When he died a few months later and they made plans to go to the wake, they had just been to London and he wasn't sure how they were going to afford the trip back. But tickets arrived. First class tickets. "I knew it might be a stretch." The Rock Star had sent them. They were met at the airport by a driver who took them to a hotel they could not afford. The Rock Star again. His wife shrugged her shoulders, "Family comes when called, I would have been here anyway, but it's nice of him to make sure we could make it."

They dressed in black for the wake. But each with a purple scarf. It was the Rock Star's fathers favorite color. And she had packed something purple to wear each day of the weekend. Mourning colors should honor those being mourned was her belief.

A call came to the room announcing their ride. They arrived at The Rock Star's manor. You couldn't call it a house. Not really. It was grand. He tried not to stare open mouthed but he couldn't help it. The Rock Star greeted them at the door. "Thank you for coming. It's good to have family here." Then he turned to Eddie, "I am sorry I missed the wedding, I wish we could have met in better circumstances." He leaned in very close to the both of them and whispered, "Don't eat the brownies." His wife smiled and nodded. As the Rock Star walked away he turned to her, "I guess they are a bit special."

The wake was unlike anything he had ever seen. So many people were there. His wife spent most of her time with the Rock Star and his sisters. He spent most of his with an old photo album. The Rock Star's father had been a photographer in his day and he had told them stories of some of these photos. To see them now was incredible. He could hear his gravelly voice telling the stories about the people in them. There were shots of his wife as a child as well. Those he lingered over the longest. The Rock Star came and sat with him for a bit. "I am so sorry about the loss of your father. I only met him once, but he was so very kind to me and Karen adored him." The Rock Star patted his knee, "It meant a lot to him that you came. He was broken up that he couldn't make the wedding so to come on your honeymoon to visit a dying old codger made him feel like a king." They both teared up a bit and then pretended to get absorbed in the photos again.

"I remember when he took that one. That's at the country house. But..Karen spent the whole day picking flowers and making giant arrangements with them. Da never had the heart to tell her they were just weeds. But after she left he never let anyone pull them up again. They were her wildflowers and her meadow from that point on. They loved each other."

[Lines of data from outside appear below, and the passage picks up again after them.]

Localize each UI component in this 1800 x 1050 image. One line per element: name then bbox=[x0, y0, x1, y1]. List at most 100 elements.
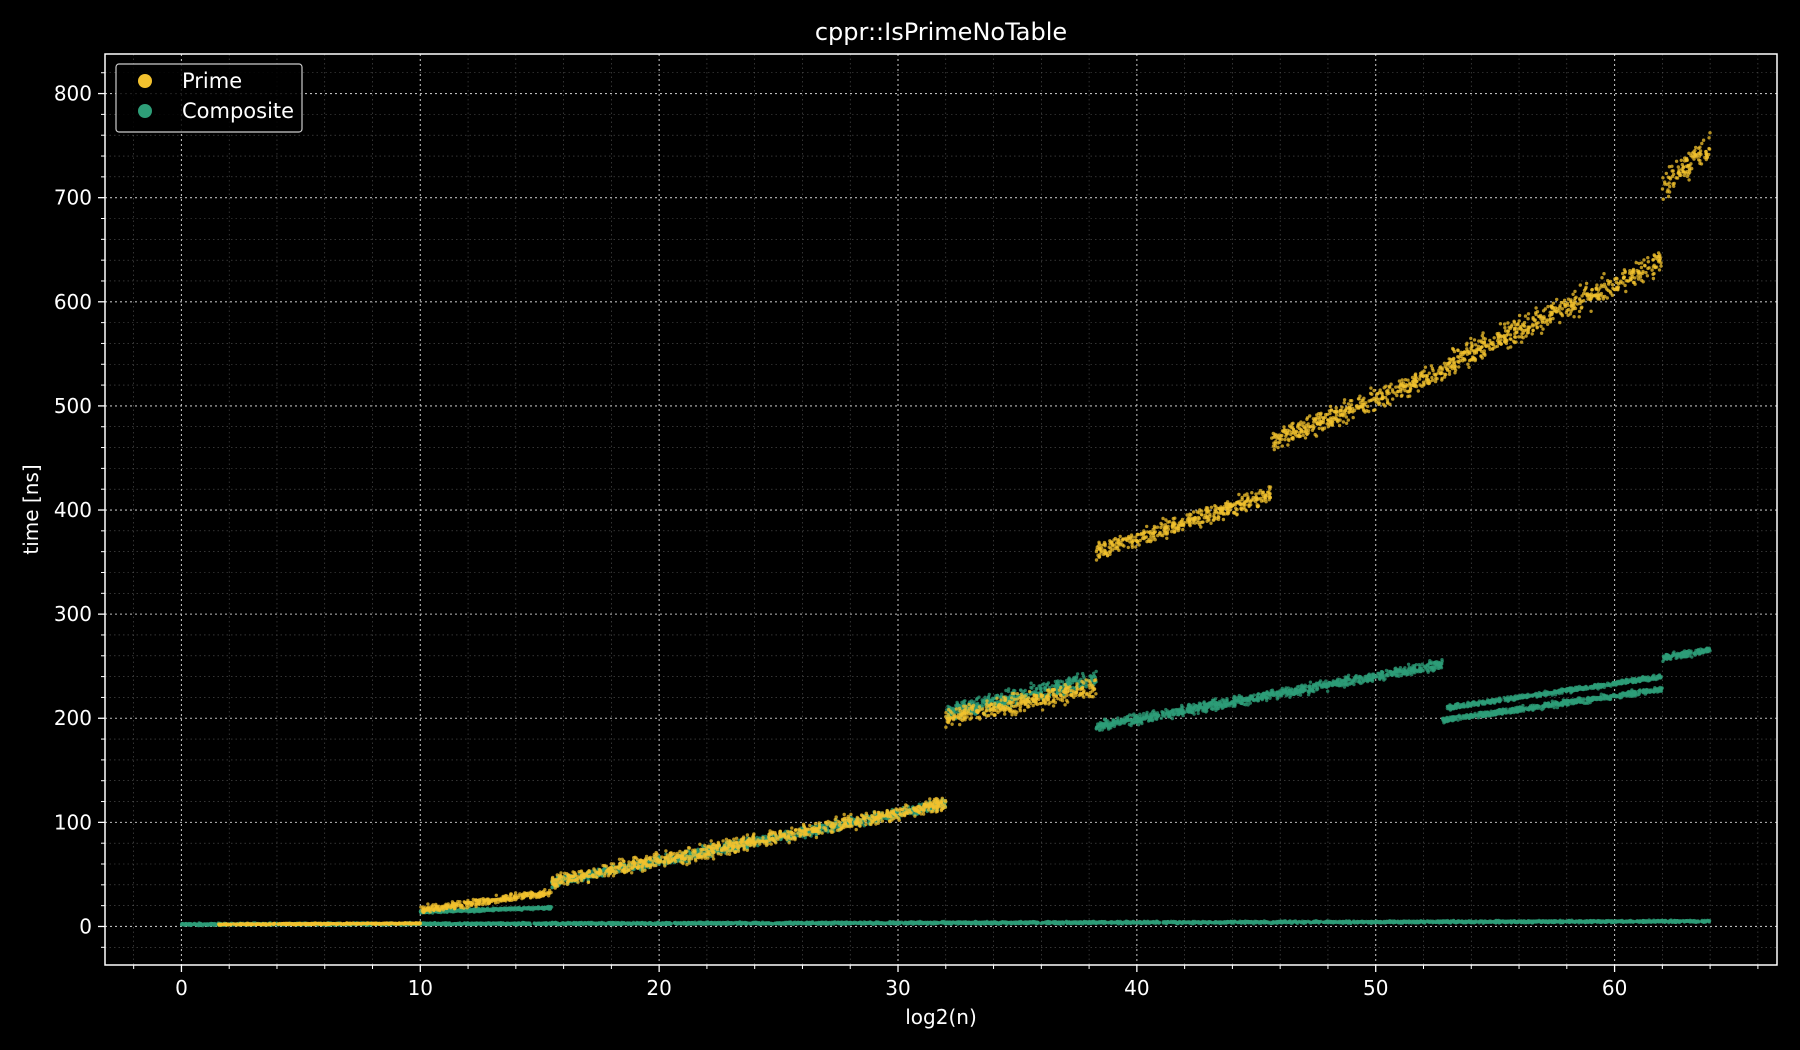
point-composite bbox=[643, 921, 647, 925]
point-composite bbox=[1230, 920, 1234, 925]
point-composite bbox=[1201, 920, 1205, 925]
point-composite bbox=[1621, 919, 1625, 924]
point-composite bbox=[736, 921, 741, 925]
point-composite bbox=[1100, 920, 1104, 924]
point-composite bbox=[780, 921, 785, 925]
point-composite bbox=[1338, 919, 1342, 923]
point-composite bbox=[1082, 920, 1086, 925]
point-composite bbox=[1683, 919, 1687, 924]
point-composite bbox=[1375, 920, 1379, 924]
point-composite bbox=[1560, 920, 1565, 925]
point-composite bbox=[856, 921, 860, 926]
point-composite bbox=[943, 922, 948, 926]
point-composite bbox=[1276, 920, 1280, 924]
point-composite bbox=[928, 920, 932, 925]
point-composite bbox=[1027, 921, 1031, 925]
point-composite bbox=[1492, 920, 1496, 925]
point-composite bbox=[1352, 920, 1357, 924]
point-composite bbox=[851, 921, 855, 925]
point-composite bbox=[1496, 919, 1500, 923]
point-composite bbox=[1590, 920, 1594, 924]
point-composite bbox=[598, 921, 602, 925]
point-composite bbox=[179, 923, 184, 927]
point-composite bbox=[1479, 920, 1483, 924]
point-composite bbox=[497, 921, 501, 925]
point-composite bbox=[1386, 919, 1391, 924]
point-composite bbox=[868, 920, 872, 925]
point-composite bbox=[1418, 920, 1422, 924]
point-composite bbox=[889, 920, 893, 924]
point-composite bbox=[1552, 919, 1557, 924]
point-composite bbox=[1631, 920, 1635, 924]
point-composite bbox=[1013, 921, 1017, 925]
point-composite bbox=[911, 920, 916, 924]
point-composite bbox=[691, 921, 695, 925]
point-composite bbox=[606, 921, 611, 926]
point-composite bbox=[1314, 919, 1318, 923]
point-composite bbox=[540, 906, 544, 910]
point-composite bbox=[1197, 920, 1201, 925]
point-composite bbox=[482, 907, 486, 911]
point-composite bbox=[1437, 920, 1442, 924]
point-composite bbox=[1124, 921, 1128, 925]
point-composite bbox=[861, 921, 865, 925]
point-composite bbox=[516, 907, 520, 911]
point-composite bbox=[1111, 921, 1116, 925]
point-composite bbox=[917, 920, 921, 925]
point-composite bbox=[748, 922, 753, 926]
point-composite bbox=[629, 921, 633, 926]
point-composite bbox=[556, 922, 560, 926]
point-composite bbox=[1609, 919, 1613, 924]
point-composite bbox=[665, 922, 670, 926]
point-composite bbox=[553, 922, 557, 926]
point-composite bbox=[1690, 919, 1695, 923]
point-composite bbox=[595, 922, 599, 926]
point-composite bbox=[936, 921, 940, 925]
point-composite bbox=[826, 921, 830, 925]
point-composite bbox=[478, 921, 482, 926]
point-composite bbox=[720, 922, 724, 926]
point-composite bbox=[194, 922, 199, 926]
point-composite bbox=[1393, 919, 1397, 924]
point-composite bbox=[527, 905, 531, 910]
point-composite bbox=[703, 921, 707, 926]
point-composite bbox=[1542, 920, 1546, 924]
point-composite bbox=[536, 921, 540, 926]
point-composite bbox=[202, 923, 207, 927]
point-composite bbox=[546, 906, 550, 910]
point-composite bbox=[471, 908, 476, 912]
point-composite bbox=[1308, 921, 1312, 925]
point-composite bbox=[1103, 919, 1107, 924]
point-composite bbox=[512, 922, 516, 927]
point-composite bbox=[1657, 919, 1662, 924]
point-composite bbox=[922, 920, 926, 925]
point-composite bbox=[589, 921, 593, 925]
point-composite bbox=[753, 921, 758, 926]
point-composite bbox=[451, 922, 455, 926]
point-composite bbox=[1149, 920, 1153, 924]
point-composite bbox=[469, 922, 474, 927]
point-composite bbox=[963, 920, 967, 924]
point-composite bbox=[1253, 919, 1257, 923]
point-composite bbox=[506, 907, 510, 911]
point-composite bbox=[1470, 920, 1475, 925]
point-composite bbox=[580, 921, 584, 925]
point-composite bbox=[1164, 920, 1169, 925]
point-composite bbox=[796, 920, 800, 924]
point-composite bbox=[1130, 921, 1135, 925]
point-composite bbox=[524, 921, 528, 925]
point-composite bbox=[636, 921, 640, 926]
point-composite bbox=[539, 922, 543, 926]
point-composite bbox=[1531, 919, 1536, 923]
point-composite bbox=[978, 921, 982, 925]
point-composite bbox=[894, 921, 898, 925]
point-composite bbox=[1086, 921, 1090, 926]
point-composite bbox=[1064, 919, 1069, 923]
point-composite bbox=[1321, 920, 1325, 924]
point-composite bbox=[184, 922, 188, 926]
point-composite bbox=[1249, 920, 1253, 924]
point-composite bbox=[1174, 921, 1179, 925]
point-composite bbox=[1583, 920, 1588, 925]
point-composite bbox=[1403, 919, 1407, 923]
point-composite bbox=[648, 922, 653, 926]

The wake went on and turned to more and more of a free for all party. They said their goodbyes and made plans to see the family again at the private entombment of the ashes. The Rock Star glowered at the crowd. "Most of them couldn't be bothered to come visit him when he was sick but here they are enjoying my free booze and my free food. They didn't want to be a part of him when he was living..." they hugged the Rock Star as tightly as they could.

And now the Rock Star had died. He was packing a bag when one of his daughters came in to the room. "When do we leave?"

"In the morning."

She was holding on to her phone. There were a lot of stories being written about the Rock Star as the world mourned him. She wanted to ask about one. The one about his father. "Is it true that he snorted his father's ashes?"

He stopped packing for a moment and tried to decide what to tell her. She knew about drug use. She knew about excesses. But he wasn't sure if she should know about this.

"What does the article say?"

"It says it was always a rumor, that he had said he did something special with part of the ashes but that was all he would say."

"Then we should let it be all he has to say. How about that?"

She thought about it a little bit. "I'll ask Aunt Libby."

He laughed and went back to packing.

Yes, he did something special with the ashes.

Don't eat the brownies. "...they didn't want to be a part of him when he was living. Now he gets to be a part of them."